To round off my blog, I return back to Gold company and our play, Maybe This Christmas, which was inspired by Hugh Grant’s infamous speech in the film Love, Actually. For those who have yet to watch it, Hugh talks about how ‘love is actually all around’ and how he believes it most to be true when he visits the airport gate at Heathrow. I feel this play holds a little piece of my heart as I had suggested the idea before I thought I would be leaving Yew Tree. To see it flourish fully into a performance and also be part of the execution makes me melt just a bit. 

    Within the play, each of the characters and their relationships centre love in some way, maybe not in the most evident of forms, but still, each role shows the levels of care and compassion we as people hold for one another, which I think is a very fitting feeling for Christmas.

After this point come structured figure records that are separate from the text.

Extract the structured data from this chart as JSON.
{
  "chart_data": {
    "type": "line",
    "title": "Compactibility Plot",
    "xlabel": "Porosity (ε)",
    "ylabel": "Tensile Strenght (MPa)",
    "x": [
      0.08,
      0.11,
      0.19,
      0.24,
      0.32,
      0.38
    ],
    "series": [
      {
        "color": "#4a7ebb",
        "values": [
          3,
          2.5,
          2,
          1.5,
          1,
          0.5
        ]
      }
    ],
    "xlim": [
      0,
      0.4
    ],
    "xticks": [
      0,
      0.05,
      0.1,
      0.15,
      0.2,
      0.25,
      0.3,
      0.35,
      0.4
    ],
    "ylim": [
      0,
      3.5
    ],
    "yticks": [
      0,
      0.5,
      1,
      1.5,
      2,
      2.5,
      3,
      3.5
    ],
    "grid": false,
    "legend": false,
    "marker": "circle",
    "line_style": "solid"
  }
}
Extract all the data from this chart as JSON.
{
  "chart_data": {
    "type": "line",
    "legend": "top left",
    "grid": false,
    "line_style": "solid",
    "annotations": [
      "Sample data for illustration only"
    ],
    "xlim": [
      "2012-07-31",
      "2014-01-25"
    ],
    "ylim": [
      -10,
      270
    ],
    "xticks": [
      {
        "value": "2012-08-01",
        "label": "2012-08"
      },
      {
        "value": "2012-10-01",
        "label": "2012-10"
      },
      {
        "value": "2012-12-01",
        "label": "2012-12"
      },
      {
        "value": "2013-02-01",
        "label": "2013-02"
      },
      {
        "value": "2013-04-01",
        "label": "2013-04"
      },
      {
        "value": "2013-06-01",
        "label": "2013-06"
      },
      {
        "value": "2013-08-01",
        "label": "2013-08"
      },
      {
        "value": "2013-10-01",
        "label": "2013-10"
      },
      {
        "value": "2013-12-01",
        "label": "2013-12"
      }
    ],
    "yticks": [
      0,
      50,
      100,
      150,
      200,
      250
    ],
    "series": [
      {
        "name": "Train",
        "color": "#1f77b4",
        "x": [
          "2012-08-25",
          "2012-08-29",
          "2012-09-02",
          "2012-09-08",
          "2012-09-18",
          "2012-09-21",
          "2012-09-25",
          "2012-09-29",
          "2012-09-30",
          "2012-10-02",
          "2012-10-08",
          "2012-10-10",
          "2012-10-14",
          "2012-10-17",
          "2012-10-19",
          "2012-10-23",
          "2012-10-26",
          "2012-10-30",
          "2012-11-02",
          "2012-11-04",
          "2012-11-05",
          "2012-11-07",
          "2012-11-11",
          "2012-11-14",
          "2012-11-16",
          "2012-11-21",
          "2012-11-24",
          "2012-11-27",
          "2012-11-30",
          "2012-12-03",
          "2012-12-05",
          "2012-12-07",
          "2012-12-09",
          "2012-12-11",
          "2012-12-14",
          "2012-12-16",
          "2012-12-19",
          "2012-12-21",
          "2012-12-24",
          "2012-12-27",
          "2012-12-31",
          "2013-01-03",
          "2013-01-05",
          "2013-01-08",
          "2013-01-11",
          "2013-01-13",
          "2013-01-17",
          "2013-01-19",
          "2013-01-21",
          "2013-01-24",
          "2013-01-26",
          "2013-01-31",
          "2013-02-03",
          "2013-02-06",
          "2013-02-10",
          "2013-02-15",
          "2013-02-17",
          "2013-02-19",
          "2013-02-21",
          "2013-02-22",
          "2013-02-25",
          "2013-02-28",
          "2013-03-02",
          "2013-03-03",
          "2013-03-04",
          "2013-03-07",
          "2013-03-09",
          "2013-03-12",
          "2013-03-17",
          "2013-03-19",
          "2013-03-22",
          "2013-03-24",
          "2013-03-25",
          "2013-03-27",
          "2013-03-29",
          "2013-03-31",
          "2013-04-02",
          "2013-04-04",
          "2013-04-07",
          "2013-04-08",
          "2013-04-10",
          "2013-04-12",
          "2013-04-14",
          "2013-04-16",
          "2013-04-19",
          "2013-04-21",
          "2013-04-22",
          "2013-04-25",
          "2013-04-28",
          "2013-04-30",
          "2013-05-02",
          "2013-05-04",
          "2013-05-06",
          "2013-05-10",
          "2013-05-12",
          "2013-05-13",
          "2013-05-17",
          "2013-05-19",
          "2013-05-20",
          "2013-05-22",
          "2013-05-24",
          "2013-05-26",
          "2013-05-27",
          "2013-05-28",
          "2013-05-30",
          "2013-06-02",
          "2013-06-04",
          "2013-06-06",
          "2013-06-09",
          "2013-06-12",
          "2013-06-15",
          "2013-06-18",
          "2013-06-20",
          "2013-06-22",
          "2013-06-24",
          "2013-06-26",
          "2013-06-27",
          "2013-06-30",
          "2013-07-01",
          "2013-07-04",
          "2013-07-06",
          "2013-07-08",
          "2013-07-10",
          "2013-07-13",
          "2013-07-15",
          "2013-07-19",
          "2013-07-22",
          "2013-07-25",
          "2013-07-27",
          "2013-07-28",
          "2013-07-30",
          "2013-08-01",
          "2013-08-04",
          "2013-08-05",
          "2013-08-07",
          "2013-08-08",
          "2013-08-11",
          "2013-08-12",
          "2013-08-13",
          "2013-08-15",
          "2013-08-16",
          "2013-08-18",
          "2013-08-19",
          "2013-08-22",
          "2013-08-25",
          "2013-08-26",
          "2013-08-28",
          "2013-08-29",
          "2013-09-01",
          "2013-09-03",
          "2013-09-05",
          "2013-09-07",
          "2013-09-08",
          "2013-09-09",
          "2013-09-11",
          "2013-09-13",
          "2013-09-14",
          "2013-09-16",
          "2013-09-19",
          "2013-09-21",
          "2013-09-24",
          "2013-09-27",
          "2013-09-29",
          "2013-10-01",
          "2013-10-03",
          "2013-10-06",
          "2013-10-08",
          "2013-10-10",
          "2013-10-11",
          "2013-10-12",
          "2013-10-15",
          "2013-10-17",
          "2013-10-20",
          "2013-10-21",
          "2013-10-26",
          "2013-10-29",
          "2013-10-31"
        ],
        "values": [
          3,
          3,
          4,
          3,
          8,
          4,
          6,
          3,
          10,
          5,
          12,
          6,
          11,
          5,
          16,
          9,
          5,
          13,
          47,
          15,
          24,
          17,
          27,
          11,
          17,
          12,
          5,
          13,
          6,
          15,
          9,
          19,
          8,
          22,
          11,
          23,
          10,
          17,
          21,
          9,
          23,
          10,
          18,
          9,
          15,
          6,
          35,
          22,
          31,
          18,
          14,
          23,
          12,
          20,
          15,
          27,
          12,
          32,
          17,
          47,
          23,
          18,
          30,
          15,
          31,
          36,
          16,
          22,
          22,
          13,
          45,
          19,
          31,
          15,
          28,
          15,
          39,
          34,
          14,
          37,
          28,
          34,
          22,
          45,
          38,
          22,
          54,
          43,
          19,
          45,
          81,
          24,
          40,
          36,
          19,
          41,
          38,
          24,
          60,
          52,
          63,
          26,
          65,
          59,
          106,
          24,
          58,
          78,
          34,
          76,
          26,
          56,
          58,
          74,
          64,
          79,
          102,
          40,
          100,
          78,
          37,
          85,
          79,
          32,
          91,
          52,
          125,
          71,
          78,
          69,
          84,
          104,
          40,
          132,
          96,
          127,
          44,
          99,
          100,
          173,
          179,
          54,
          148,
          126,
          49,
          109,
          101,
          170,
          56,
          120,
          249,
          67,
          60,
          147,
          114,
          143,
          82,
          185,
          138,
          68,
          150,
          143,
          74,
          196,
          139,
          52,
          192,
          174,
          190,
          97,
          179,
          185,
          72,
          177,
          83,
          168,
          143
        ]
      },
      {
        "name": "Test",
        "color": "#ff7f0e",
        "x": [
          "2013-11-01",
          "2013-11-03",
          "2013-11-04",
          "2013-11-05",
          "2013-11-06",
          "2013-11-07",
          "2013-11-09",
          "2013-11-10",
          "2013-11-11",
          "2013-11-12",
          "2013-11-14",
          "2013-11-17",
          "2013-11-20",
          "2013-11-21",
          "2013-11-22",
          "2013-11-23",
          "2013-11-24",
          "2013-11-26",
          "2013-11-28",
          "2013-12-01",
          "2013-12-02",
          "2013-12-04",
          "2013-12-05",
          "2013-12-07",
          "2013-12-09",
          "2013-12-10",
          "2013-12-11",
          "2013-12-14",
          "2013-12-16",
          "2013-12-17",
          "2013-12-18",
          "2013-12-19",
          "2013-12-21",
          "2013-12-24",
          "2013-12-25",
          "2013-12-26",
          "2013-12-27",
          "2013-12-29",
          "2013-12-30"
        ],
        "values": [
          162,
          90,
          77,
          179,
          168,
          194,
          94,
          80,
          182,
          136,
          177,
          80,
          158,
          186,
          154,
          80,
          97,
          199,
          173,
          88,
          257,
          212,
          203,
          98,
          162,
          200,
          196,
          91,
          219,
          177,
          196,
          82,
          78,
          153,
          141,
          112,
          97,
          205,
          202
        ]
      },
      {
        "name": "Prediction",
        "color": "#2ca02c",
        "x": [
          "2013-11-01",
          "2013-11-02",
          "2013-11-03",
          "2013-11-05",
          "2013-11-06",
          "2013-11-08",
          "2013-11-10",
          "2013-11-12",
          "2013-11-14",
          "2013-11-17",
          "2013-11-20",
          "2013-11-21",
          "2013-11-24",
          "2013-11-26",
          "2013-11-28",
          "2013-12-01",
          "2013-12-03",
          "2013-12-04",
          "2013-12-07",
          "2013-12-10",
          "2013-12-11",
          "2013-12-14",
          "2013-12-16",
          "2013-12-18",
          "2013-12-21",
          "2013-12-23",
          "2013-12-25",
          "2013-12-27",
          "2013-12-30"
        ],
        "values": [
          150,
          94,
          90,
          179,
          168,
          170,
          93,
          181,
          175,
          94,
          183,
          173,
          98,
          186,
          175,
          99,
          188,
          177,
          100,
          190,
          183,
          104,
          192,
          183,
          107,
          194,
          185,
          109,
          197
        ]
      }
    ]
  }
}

In the show I played Drew (Alex’s older sibling), who tries their best to make Alex see sense and offer them a place of security away from home. Despite being frustrated with Alex, Drew is very concerned for them and wants to offer them a place of refuge emotionally, which is born from their love for Alex. 

      I thoroughly enjoyed this piece, from the ridiculous chair dancing to the sincere moments held between each character. I think my most favourite memory was being spun around by Hattie and flying on the airline trolley we used, if, very briefly during rehearsal. Whilst this year hasn’t felt overly festive, I think this piece has given me a little bit of magic to hold onto and finally let me live my Love, Actually dream out. 

 

If you have managed to stick around to the end of this blog, I applaud you and can only apologise for it’s great length, it seems I have been everywhere this year! More so in the last few months as I have signed up for everything, I think I possibly can. It truly has been wonderful though, I feel this year out has already started reaping the benefits of newly found faith in myself and I have Sarah to thank for that. I’m incredibly excited for the future months to come and the performances we have in store! May you all have a Happy New Year.